Baring ourselves and becoming more transparent is so difficult! I can't do it on my blog (or maybe I can't and just won't?). I'm far more comfortable with fluff! When I'm writing, the only time I really feel that I'm revealing my true Self is in my poetry.
With the amount of chatter we're constantly bombarded with in our modern lives, it's a wonder that any of us can find that quiet, still reflective voice within.
I agree, Mary, we are bombarded with so much that our inner voice, the voice of Spirit, is so easily drowned out. I think we owe it to ourselves to find that space and make that time – how can we grow otherwise? Sometimes I feel so tired when I’m in my morning meditation, but each time something new comes to me. It’s always worth that effort.

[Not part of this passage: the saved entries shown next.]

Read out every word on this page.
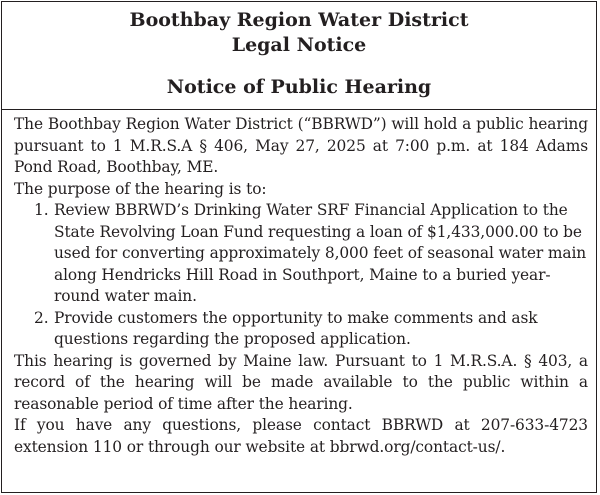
Boothbay Region Water District
Legal Notice
Notice of Public Hearing
The Boothbay Region Water District (“BBRWD”) will hold a public hearing pursuant to 1 M.R.S.A § 406, May 27, 2025 at 7:00 p.m. at 184 Adams Pond Road, Boothbay, ME.
The purpose of the hearing is to:
1. Review BBRWD’s Drinking Water SRF Financial Application to the State Revolving Loan Fund requesting a loan of $1,433,000.00 to be used for converting approximately 8,000 feet of seasonal water main along Hendricks Hill Road in Southport, Maine to a buried year-round water main.
2. Provide customers the opportunity to make comments and ask questions regarding the proposed application.
This hearing is governed by Maine law. Pursuant to 1 M.R.S.A. § 403, a record of the hearing will be made available to the public within a reasonable period of time after the hearing.
If you have any questions, please contact BBRWD at 207-633-4723 extension 110 or through our website at bbrwd.org/contact-us/.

And I guess we need the Towers and Swords! My path has always been one of transformation, of growing closer to Source, and at times it feels like I can actually feel those fires of transformation! It’s like being in Ceridwen’s cauldron! But again, this is a process that I would not want to miss out on. The growing pains can hurt, but I do want to grow and I have learned that no matter how clever I may think I am, there’s no such thing as a shortcut!
And poetry is a wonderful way of creative self expression, don’t knock it! You have a wonderful gift there.

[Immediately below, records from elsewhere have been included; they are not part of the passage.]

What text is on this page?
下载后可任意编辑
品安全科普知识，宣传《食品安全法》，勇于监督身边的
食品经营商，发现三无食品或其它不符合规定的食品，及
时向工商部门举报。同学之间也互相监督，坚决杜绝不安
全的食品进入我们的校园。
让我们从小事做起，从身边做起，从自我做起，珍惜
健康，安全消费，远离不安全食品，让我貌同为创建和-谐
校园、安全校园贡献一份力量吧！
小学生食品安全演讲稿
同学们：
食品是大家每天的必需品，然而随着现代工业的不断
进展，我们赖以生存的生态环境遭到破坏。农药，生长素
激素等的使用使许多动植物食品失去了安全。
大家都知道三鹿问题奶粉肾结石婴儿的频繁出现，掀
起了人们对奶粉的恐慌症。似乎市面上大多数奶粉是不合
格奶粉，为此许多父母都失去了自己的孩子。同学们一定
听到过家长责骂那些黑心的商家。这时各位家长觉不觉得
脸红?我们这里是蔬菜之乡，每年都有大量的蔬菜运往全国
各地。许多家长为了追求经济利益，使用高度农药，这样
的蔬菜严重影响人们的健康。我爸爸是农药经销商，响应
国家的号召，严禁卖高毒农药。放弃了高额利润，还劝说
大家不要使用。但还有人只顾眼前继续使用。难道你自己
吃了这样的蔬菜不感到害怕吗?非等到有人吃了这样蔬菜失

The path of the priest/priestess although rewarding in so many ways is by no means an easy one is it? Times for deep introspection and seeing our shadow selves, working with that is a balancing act so it should be that it would come to you in your reading at the time of Equinox. Deity will show us just what we need to be shown even if we aren't so comfortable with it and perhaps that's the whole point, facing why it is we aren't comfortable with it.
I popped over here after posting my own blog about a dream and after reading your blog the timing of my dream and how I feel what I feel about it makes so much more sense!! Seems like facing our fears, our doubts and our true intentions is theme this equinox week? There really is a time and place for everything and the Deities seem to agree.

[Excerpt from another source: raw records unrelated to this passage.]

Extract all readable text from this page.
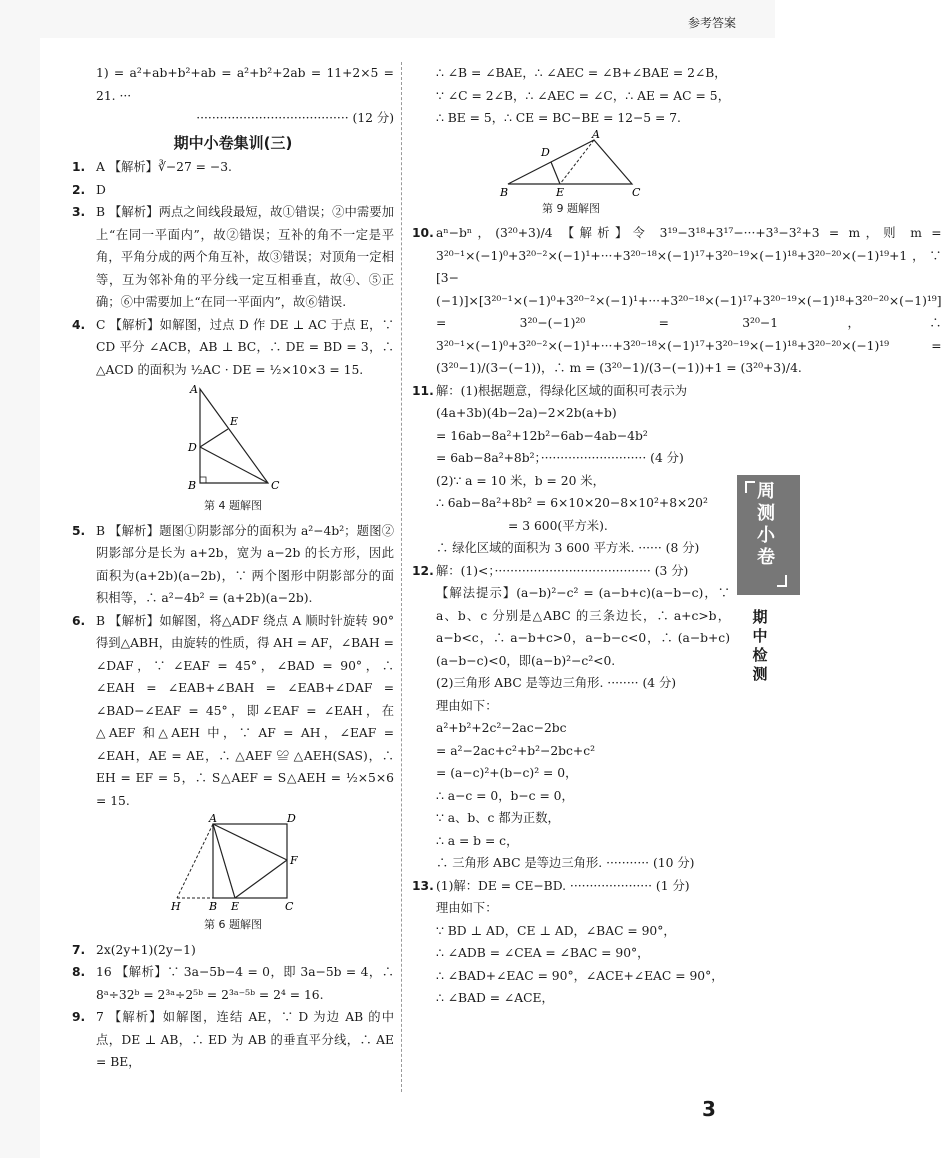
参考答案

1) = a²+ab+b²+ab = a²+b²+2ab = 11+2×5 = 21. ···

······································· (12 分)

期中小卷集训(三)
1. A 【解析】∛−27 = −3.
2. D
3. B 【解析】两点之间线段最短，故①错误；②中需要加上“在同一平面内”，故②错误；互补的角不一定是平角，平角分成的两个角互补，故③错误；对顶角一定相等，互为邻补角的平分线一定互相垂直，故④、⑤正确；⑥中需要加上“在同一平面内”，故⑥错误.
4. C 【解析】如解图，过点 D 作 DE ⊥ AC 于点 E，∵ CD 平分 ∠ACB，AB ⊥ BC，∴ DE = BD = 3，∴ △ACD 的面积为 ½AC · DE = ½×10×3 = 15.
A
E
D
B	C
第 4 题解图
5. B 【解析】题图①阴影部分的面积为 a²−4b²；题图②阴影部分是长为 a+2b，宽为 a−2b 的长方形，因此面积为(a+2b)(a−2b)，∵ 两个图形中阴影部分的面积相等，∴ a²−4b² = (a+2b)(a−2b).
6. B 【解析】如解图，将△ADF 绕点 A 顺时针旋转 90°得到△ABH，由旋转的性质，得 AH = AF，∠BAH = ∠DAF，∵ ∠EAF = 45°，∠BAD = 90°，∴ ∠EAH = ∠EAB+∠BAH = ∠EAB+∠DAF = ∠BAD−∠EAF = 45°，即∠EAF = ∠EAH，在△AEF 和△AEH 中，∵ AF = AH，∠EAF = ∠EAH，AE = AE，∴ △AEF ≌ △AEH(SAS)，∴ EH = EF = 5，∴ S△AEF = S△AEH = ½×5×6 = 15.
A	D
F
H	B E	C
第 6 题解图
7. 2x(2y+1)(2y−1)
8. 16 【解析】∵ 3a−5b−4 = 0，即 3a−5b = 4，∴ 8ᵃ÷32ᵇ = 2³ᵃ÷2⁵ᵇ = 2³ᵃ⁻⁵ᵇ = 2⁴ = 16.
9. 7 【解析】如解图，连结 AE，∵ D 为边 AB 的中点，DE ⊥ AB，∴ ED 为 AB 的垂直平分线，∴ AE = BE，

∴ ∠B = ∠BAE，∴ ∠AEC = ∠B+∠BAE = 2∠B，

∵ ∠C = 2∠B，∴ ∠AEC = ∠C，∴ AE = AC = 5，∴ BE = 5，∴ CE = BC−BE = 12−5 = 7.

A
D
B	E	C
第 9 题解图
10. aⁿ−bⁿ，(3²⁰+3)/4 【解析】令 3¹⁹−3¹⁸+3¹⁷−···+3³−3²+3 = m，则 m = 3²⁰⁻¹×(−1)⁰+3²⁰⁻²×(−1)¹+···+3²⁰⁻¹⁸×(−1)¹⁷+3²⁰⁻¹⁹×(−1)¹⁸+3²⁰⁻²⁰×(−1)¹⁹+1，∵ [3−(−1)]×[3²⁰⁻¹×(−1)⁰+3²⁰⁻²×(−1)¹+···+3²⁰⁻¹⁸×(−1)¹⁷+3²⁰⁻¹⁹×(−1)¹⁸+3²⁰⁻²⁰×(−1)¹⁹] = 3²⁰−(−1)²⁰ = 3²⁰−1，∴ 3²⁰⁻¹×(−1)⁰+3²⁰⁻²×(−1)¹+···+3²⁰⁻¹⁸×(−1)¹⁷+3²⁰⁻¹⁹×(−1)¹⁸+3²⁰⁻²⁰×(−1)¹⁹ = (3²⁰−1)/(3−(−1))，∴ m = (3²⁰−1)/(3−(−1))+1 = (3²⁰+3)/4.
11. 解：(1)根据题意，得绿化区域的面积可表示为

(4a+3b)(4b−2a)−2×2b(a+b)

= 16ab−8a²+12b²−6ab−4ab−4b²

= 6ab−8a²+8b²；··························· (4 分)

(2)∵ a = 10 米，b = 20 米，

∴ 6ab−8a²+8b² = 6×10×20−8×10²+8×20²

= 3 600(平方米).

∴ 绿化区域的面积为 3 600 平方米. ······ (8 分)

12. 解：(1)<；········································ (3 分)

【解法提示】(a−b)²−c² = (a−b+c)(a−b−c)，∵ a、b、c 分别是△ABC 的三条边长，∴ a+c>b，a−b<c，∴ a−b+c>0，a−b−c<0，∴ (a−b+c)(a−b−c)<0，即(a−b)²−c²<0.

(2)三角形 ABC 是等边三角形. ········ (4 分)

理由如下：

a²+b²+2c²−2ac−2bc

= a²−2ac+c²+b²−2bc+c²

= (a−c)²+(b−c)² = 0，

∴ a−c = 0，b−c = 0，

∵ a、b、c 都为正数，

∴ a = b = c，

∴ 三角形 ABC 是等边三角形. ··········· (10 分)

13. (1)解：DE = CE−BD. ····················· (1 分)

理由如下：

∵ BD ⊥ AD，CE ⊥ AD，∠BAC = 90°，

∴ ∠ADB = ∠CEA = ∠BAC = 90°，

∴ ∠BAD+∠EAC = 90°，∠ACE+∠EAC = 90°，

∴ ∠BAD = ∠ACE，

周
测
小
卷
期
中
检
测
3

I absolutely love this : "just where that confidence is placed - is it in what I see as a growing ability, or is it in my relationship with Them." I want to ask people this now about themselves...
Yes, Priestessaura, it is a balancing act in the sense that I think part of my call as witch or magickal being, is to bring that balance into this material plane. You're also right about it being a timely reminder! I think the closer we get to Source, the more we see ourselves reflected and thus the work of transformation becomes more intense, as it were. So many times I have a feeling of 'being back at the drawing board' only to realise that this time around things are going deeper, and they need to be. My path is a living, dynamic, active path, so transformation, inner alchemy, will be a constant reality.
This is an exciting time for me. Things are really moving and I'll be posting about that in a day or so!
Andy,
You've given me much food for thought with this post. Of late, I have been faced with a few bumps in the road, and I have been thinking along the same lines as you have been in terms of "stepping into who I am" as you wrote, in order to deal with these issues in a way that will really resolve them rather than just postponing further conflict. Thanks so much for this thoughtful post.
On another topic, I want to thank you for letting me know that my blog has been difficult for you to read due to the color scheme. I hope you'll stop by again now that I've changed it up a bit and let me know what you think of the the new look.